6. Pre-emptive attacks are acts of aggression.
A "pre-emptive attack" would constitute an attack on the rule of
international law, the dream of world peace embodied in the United Nations
Charter, and the promise of environmental security enshrined in a host of
global treaties. Attacking a city of 5 million people with hundreds of
cruise missiles would constitute a war crime and a crime against humanity.
7. Aggression invites retaliation.
The CIA has concluded that Saddam Hussein would only be provoked to use
chemical or biological weapons in self-defense - if the US launched an
invasion bent on replacing him. Attacking Iraq would increase the
probability of chemical, biological, and radiological attacks directed
against US cities.
8. Increased military spending (to control access to the fuel that powers
our oil-based economy) drains funds from critical social, educational,
medical and environmental needs.
The war (and subsequent occupation of Iraq) is projected to cost as much as
$200 billion.

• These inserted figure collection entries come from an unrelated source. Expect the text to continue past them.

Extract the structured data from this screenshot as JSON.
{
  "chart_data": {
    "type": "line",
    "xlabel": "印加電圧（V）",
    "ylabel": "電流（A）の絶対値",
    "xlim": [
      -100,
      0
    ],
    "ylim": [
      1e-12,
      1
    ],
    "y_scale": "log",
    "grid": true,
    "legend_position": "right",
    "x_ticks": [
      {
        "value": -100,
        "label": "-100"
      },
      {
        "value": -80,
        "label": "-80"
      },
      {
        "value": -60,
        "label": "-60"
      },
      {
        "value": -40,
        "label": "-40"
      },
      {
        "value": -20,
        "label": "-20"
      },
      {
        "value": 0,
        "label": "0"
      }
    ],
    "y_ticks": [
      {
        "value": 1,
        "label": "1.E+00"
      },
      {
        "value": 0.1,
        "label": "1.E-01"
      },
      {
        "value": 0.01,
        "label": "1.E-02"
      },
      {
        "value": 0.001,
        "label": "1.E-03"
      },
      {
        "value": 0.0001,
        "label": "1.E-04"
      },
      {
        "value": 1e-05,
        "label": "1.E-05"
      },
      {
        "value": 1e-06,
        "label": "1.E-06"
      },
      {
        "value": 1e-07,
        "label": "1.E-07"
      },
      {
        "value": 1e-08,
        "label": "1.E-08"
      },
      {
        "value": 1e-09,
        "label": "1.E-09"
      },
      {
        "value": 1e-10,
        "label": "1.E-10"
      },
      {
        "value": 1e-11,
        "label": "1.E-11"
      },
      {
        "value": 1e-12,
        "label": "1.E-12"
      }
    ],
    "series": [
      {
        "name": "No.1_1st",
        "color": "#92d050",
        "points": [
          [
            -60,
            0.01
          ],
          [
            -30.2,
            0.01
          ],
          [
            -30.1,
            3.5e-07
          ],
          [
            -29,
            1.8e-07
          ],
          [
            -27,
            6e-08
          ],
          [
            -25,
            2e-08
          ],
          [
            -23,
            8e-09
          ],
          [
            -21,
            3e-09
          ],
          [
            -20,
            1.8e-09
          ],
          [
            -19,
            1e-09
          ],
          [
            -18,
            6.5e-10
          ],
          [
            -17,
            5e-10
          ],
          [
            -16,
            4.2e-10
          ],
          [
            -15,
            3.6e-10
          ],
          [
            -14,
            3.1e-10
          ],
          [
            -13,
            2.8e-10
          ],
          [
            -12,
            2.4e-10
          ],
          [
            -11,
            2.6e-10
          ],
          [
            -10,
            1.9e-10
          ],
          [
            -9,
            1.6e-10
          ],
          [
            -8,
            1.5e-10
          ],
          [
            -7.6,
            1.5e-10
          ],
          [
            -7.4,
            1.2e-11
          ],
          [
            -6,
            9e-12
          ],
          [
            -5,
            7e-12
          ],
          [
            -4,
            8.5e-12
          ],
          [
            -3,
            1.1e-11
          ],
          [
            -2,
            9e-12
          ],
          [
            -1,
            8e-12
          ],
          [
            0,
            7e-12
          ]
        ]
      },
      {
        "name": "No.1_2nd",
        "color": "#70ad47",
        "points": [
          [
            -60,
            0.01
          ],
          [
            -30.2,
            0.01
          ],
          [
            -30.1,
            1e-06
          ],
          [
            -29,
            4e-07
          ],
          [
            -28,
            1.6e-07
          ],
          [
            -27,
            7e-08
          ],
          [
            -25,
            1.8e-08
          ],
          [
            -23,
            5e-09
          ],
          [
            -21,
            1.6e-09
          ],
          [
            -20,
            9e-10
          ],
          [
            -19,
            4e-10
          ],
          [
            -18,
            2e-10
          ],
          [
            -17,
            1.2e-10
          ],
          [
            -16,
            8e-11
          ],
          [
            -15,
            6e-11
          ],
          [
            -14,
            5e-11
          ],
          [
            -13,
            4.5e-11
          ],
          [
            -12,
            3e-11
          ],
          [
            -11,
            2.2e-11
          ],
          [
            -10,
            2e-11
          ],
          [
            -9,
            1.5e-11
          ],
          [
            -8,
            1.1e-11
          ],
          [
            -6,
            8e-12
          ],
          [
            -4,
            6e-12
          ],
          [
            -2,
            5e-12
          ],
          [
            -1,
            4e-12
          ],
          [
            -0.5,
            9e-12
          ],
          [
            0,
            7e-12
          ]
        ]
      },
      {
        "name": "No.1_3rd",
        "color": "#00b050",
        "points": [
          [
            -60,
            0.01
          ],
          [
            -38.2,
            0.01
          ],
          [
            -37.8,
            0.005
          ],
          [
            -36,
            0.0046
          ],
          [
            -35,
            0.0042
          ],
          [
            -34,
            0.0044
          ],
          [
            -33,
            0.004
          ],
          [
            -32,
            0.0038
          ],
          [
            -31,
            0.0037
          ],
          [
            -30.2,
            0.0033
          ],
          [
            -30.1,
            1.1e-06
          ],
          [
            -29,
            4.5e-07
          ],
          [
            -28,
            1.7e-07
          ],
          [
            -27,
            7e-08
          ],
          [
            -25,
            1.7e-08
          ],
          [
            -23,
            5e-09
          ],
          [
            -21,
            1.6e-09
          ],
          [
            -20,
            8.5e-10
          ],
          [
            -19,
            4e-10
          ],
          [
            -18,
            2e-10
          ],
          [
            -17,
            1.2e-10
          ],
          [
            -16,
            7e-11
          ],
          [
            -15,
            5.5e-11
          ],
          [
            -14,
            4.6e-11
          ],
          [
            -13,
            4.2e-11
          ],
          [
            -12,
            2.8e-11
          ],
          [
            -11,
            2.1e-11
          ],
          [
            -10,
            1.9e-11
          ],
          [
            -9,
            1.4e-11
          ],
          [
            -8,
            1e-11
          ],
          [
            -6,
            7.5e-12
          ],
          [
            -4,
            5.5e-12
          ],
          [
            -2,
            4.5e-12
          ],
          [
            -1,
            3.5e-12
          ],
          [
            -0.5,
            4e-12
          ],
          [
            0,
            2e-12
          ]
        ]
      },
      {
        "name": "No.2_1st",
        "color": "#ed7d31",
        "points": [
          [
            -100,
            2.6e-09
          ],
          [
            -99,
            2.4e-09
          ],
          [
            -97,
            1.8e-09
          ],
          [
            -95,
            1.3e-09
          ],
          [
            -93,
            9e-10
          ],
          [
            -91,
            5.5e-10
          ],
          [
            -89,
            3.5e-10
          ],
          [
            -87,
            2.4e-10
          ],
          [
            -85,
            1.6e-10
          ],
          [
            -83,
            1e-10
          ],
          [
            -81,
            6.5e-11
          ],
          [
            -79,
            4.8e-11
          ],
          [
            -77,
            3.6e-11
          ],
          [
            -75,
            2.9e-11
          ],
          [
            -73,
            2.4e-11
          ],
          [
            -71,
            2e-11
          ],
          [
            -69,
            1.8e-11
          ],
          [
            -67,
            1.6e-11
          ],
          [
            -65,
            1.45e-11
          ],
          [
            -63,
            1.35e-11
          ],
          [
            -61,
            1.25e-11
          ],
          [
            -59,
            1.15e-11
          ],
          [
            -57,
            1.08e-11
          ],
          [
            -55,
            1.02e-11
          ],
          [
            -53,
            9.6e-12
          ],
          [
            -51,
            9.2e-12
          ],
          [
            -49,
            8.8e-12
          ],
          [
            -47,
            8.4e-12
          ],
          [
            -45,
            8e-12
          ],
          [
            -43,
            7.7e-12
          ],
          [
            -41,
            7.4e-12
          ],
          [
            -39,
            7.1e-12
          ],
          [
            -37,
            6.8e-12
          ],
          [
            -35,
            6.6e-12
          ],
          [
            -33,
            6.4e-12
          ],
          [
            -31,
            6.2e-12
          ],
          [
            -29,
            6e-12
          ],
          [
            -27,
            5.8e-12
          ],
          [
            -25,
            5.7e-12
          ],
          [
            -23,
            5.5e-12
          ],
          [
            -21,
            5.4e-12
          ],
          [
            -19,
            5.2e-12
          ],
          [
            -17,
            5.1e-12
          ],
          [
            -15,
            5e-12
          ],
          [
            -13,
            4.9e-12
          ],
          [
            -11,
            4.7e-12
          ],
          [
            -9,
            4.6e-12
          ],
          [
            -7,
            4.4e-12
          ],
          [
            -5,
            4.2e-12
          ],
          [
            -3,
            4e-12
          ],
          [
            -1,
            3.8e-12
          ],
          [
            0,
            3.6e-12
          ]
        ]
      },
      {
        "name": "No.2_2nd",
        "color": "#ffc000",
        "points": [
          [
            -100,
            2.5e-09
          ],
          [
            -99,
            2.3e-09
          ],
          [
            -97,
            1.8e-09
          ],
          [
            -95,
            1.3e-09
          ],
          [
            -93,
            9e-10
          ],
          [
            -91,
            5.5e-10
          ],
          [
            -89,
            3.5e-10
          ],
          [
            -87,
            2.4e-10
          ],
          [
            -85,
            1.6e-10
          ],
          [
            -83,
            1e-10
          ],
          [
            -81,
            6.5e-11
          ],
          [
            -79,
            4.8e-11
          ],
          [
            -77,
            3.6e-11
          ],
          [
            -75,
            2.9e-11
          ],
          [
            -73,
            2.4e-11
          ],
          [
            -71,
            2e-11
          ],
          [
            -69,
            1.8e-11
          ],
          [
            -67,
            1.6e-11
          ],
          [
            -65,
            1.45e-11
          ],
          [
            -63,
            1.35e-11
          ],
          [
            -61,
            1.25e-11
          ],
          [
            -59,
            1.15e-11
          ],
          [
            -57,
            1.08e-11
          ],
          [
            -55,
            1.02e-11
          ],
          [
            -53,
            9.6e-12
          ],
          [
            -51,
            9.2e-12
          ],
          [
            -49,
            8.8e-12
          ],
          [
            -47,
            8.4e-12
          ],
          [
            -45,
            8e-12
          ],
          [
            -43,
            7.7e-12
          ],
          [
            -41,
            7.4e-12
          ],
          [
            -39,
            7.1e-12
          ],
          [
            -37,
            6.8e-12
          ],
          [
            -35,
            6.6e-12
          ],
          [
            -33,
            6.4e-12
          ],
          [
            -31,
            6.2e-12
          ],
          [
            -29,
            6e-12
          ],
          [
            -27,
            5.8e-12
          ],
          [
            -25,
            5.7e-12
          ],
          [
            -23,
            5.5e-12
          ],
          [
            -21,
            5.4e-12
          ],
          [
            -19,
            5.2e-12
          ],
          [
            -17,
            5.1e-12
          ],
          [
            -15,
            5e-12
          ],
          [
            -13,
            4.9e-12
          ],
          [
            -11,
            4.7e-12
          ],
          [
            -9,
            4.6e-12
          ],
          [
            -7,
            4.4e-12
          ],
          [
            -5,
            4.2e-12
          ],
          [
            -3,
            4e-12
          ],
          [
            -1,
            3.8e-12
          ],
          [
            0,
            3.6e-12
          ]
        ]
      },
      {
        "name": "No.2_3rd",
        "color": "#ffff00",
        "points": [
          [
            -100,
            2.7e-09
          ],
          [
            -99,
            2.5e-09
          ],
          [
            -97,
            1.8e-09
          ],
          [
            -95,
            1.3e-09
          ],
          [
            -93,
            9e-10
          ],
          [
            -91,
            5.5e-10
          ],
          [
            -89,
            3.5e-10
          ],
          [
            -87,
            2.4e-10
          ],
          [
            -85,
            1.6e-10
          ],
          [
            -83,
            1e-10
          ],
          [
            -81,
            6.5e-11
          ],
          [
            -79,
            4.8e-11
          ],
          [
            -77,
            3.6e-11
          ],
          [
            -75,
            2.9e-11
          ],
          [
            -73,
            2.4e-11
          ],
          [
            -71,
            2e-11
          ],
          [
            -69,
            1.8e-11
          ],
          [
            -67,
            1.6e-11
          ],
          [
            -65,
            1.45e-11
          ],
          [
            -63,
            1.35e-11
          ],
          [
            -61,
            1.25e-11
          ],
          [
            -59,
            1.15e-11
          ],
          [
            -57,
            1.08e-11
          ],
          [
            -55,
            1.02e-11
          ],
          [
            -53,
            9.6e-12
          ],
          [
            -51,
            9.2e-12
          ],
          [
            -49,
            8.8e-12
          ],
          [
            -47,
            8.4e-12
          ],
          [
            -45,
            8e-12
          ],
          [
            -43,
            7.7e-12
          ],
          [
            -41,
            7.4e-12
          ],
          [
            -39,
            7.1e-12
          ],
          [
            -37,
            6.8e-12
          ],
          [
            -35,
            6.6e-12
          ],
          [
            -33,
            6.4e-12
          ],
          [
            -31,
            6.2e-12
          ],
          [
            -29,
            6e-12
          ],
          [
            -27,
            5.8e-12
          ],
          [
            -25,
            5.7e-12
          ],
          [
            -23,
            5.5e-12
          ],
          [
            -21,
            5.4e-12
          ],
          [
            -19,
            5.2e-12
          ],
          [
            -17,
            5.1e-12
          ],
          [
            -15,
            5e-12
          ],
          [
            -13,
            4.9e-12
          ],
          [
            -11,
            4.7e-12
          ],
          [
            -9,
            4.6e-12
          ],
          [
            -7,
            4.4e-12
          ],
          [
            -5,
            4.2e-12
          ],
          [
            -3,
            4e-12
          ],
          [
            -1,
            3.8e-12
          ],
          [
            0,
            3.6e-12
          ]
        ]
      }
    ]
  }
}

Meanwhile the economy teeters and unemployment soars while
the administration cuts funding for environmental stewardship and basic
human needs.
9. Militarization and the war on terrorism are eroding America's freedoms
at home.
The US PATRIOT Act has been used to persecute immigrants and fuels an
atmosphere of racism and fear. The terrorist threat has been used to
justify removal of public information databases that provided communities
with critical data on industrial hazards. There has been a clampdown on the
Freedom of Information Act, a valuable tool that had been used to hold
polluting corporations accountable for their actions. The PATRIOT Act
criminalizes legal forms of political opposition to controversial
government policies, thereby threatening legitimate political and
environmental activism.
10. The US has threatened to strike Iraq with nuclear weapons - the
ultimate weapons of mass destruction.
In December 2002, a US strategy report claimed that the US "reserves the
right to respond with overwhelming force - including through resort to all
out options - to the use of WMD (weapons of mass destruction) against the
US, our forces abroad, and friends and allies." Bush administration
officials stated that the threat of a nuclear first-strike did not
constitute a policy change.
Bush's 2002 Nuclear Posture Review called for development of new nuclear
weapons including earth-penetrating "bunker busters" and five-kiloton
"mini-nukes" (four "mini-nukes" would contain the explosive force of the
atomic bomb that destroyed Hiroshima).
If nuclear weapons are used in Iraq, Medact fears that 3.9 million people
would die. The radioactive fallout would eventually circle the planet,
dooming even more people to an early death.